Original URL: https://www.theregister.com/2013/10/29/gov_uk_organ_donor_signups/

GOV.UK swells organ donor signups by 10,000 a month

'Bit of clever A/B testing as a side project’

By Drew Cullen

Posted in Software, 29th October 2013 08:22 GMT

This month, GOV.UK is one-year-old. Operated by the Government Digital Service, GOV.UK replaced Direct.gov and a bunch of disparate departmental sites. Anyone who uses the site can testify that it is cleaner than its predecessors, although we have had complaints that some functionality has been lost in the transition.

But in the month of GOV.UK's birthday, let's talk about a positive. The devs behind the scenes are A/B testing and prototyping everything, and in one example revealed in a speech published last week, their labours resulted in “increased signups to the organ donations register by 10,000 every month, with just a bit of clever A/B testing as a side project”.

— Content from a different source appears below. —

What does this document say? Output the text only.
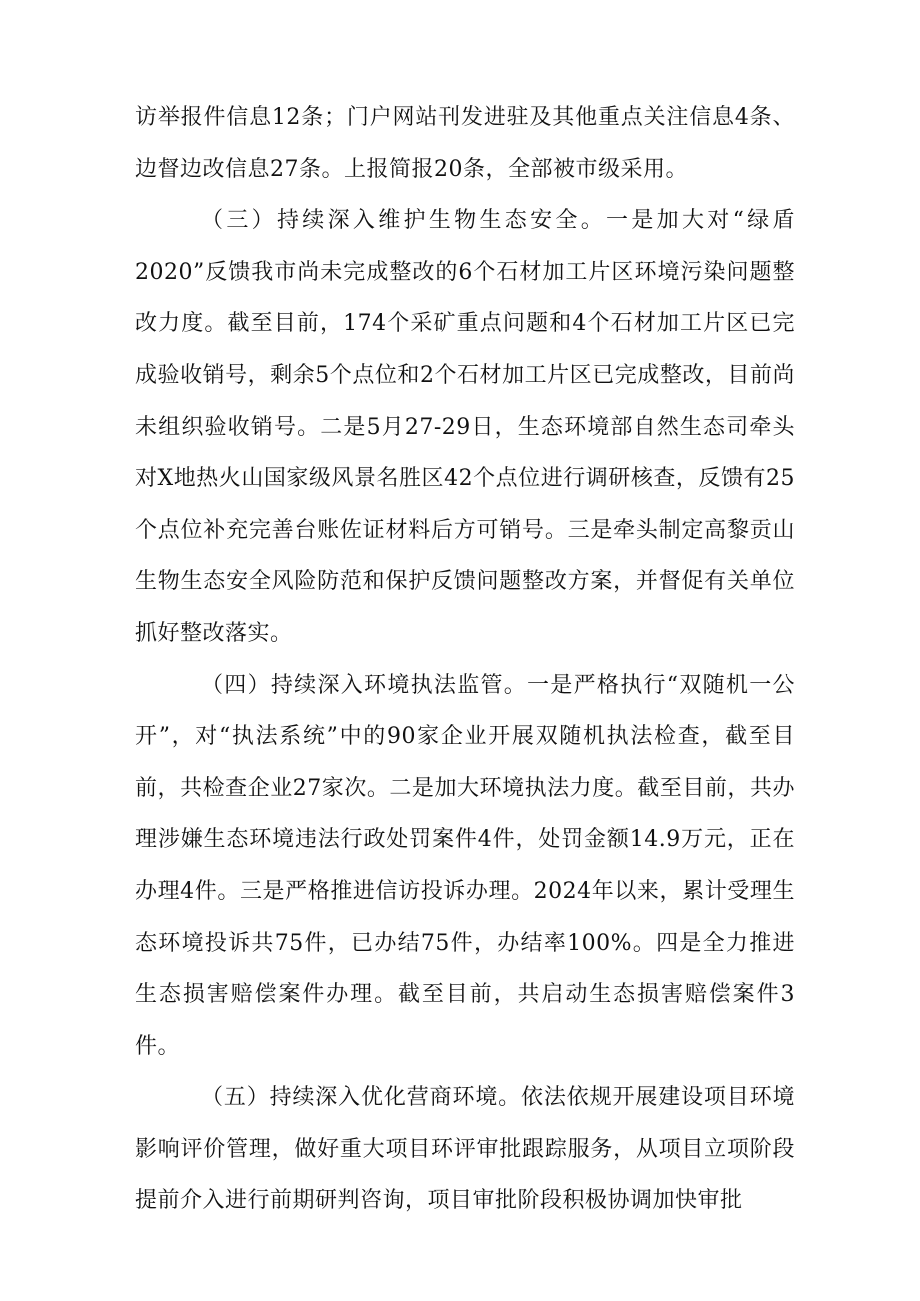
访举报件信息12条；门户网站刊发进驻及其他重点关注信息4条、边督边改信息27条。上报简报20条，全部被市级采用。

（三）持续深入维护生物生态安全。一是加大对“绿盾2020”反馈我市尚未完成整改的6个石材加工片区环境污染问题整改力度。截至目前，174个采矿重点问题和4个石材加工片区已完成验收销号，剩余5个点位和2个石材加工片区已完成整改，目前尚未组织验收销号。二是5月27-29日，生态环境部自然生态司牵头对X地热火山国家级风景名胜区42个点位进行调研核查，反馈有25个点位补充完善台账佐证材料后方可销号。三是牵头制定高黎贡山生物生态安全风险防范和保护反馈问题整改方案，并督促有关单位抓好整改落实。

（四）持续深入环境执法监管。一是严格执行“双随机一公开”，对“执法系统”中的90家企业开展双随机执法检查，截至目前，共检查企业27家次。二是加大环境执法力度。截至目前，共办理涉嫌生态环境违法行政处罚案件4件，处罚金额14.9万元，正在办理4件。三是严格推进信访投诉办理。2024年以来，累计受理生态环境投诉共75件，已办结75件，办结率100%。四是全力推进生态损害赔偿案件办理。截至目前，共启动生态损害赔偿案件3件。

（五）持续深入优化营商环境。依法依规开展建设项目环境影响评价管理，做好重大项目环评审批跟踪服务，从项目立项阶段提前介入进行前期研判咨询，项目审批阶段积极协调加快审批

This nugget is one of many to unearth in James Darling’s 89plus Marathon speech, delivered earlier this month at the Serpentine gallery in London Another, from James, a developer at GDS: "Turns out the best way to piss off market libertarians is to make government work."

He questions the political apathy of the software developer community and their buy-in to start-up dreams, urging his peers to join the public sector and make it great. It is “time we stopped making toys for quite rich people to make very rich people even richer” he says.

Making government services great is a noble quest, indeed, and joined up web services is a start. But what about the people who actually run those big transactional government systems whirring away in the background: how do they fit in with GOV.UK's web-centric view of the world?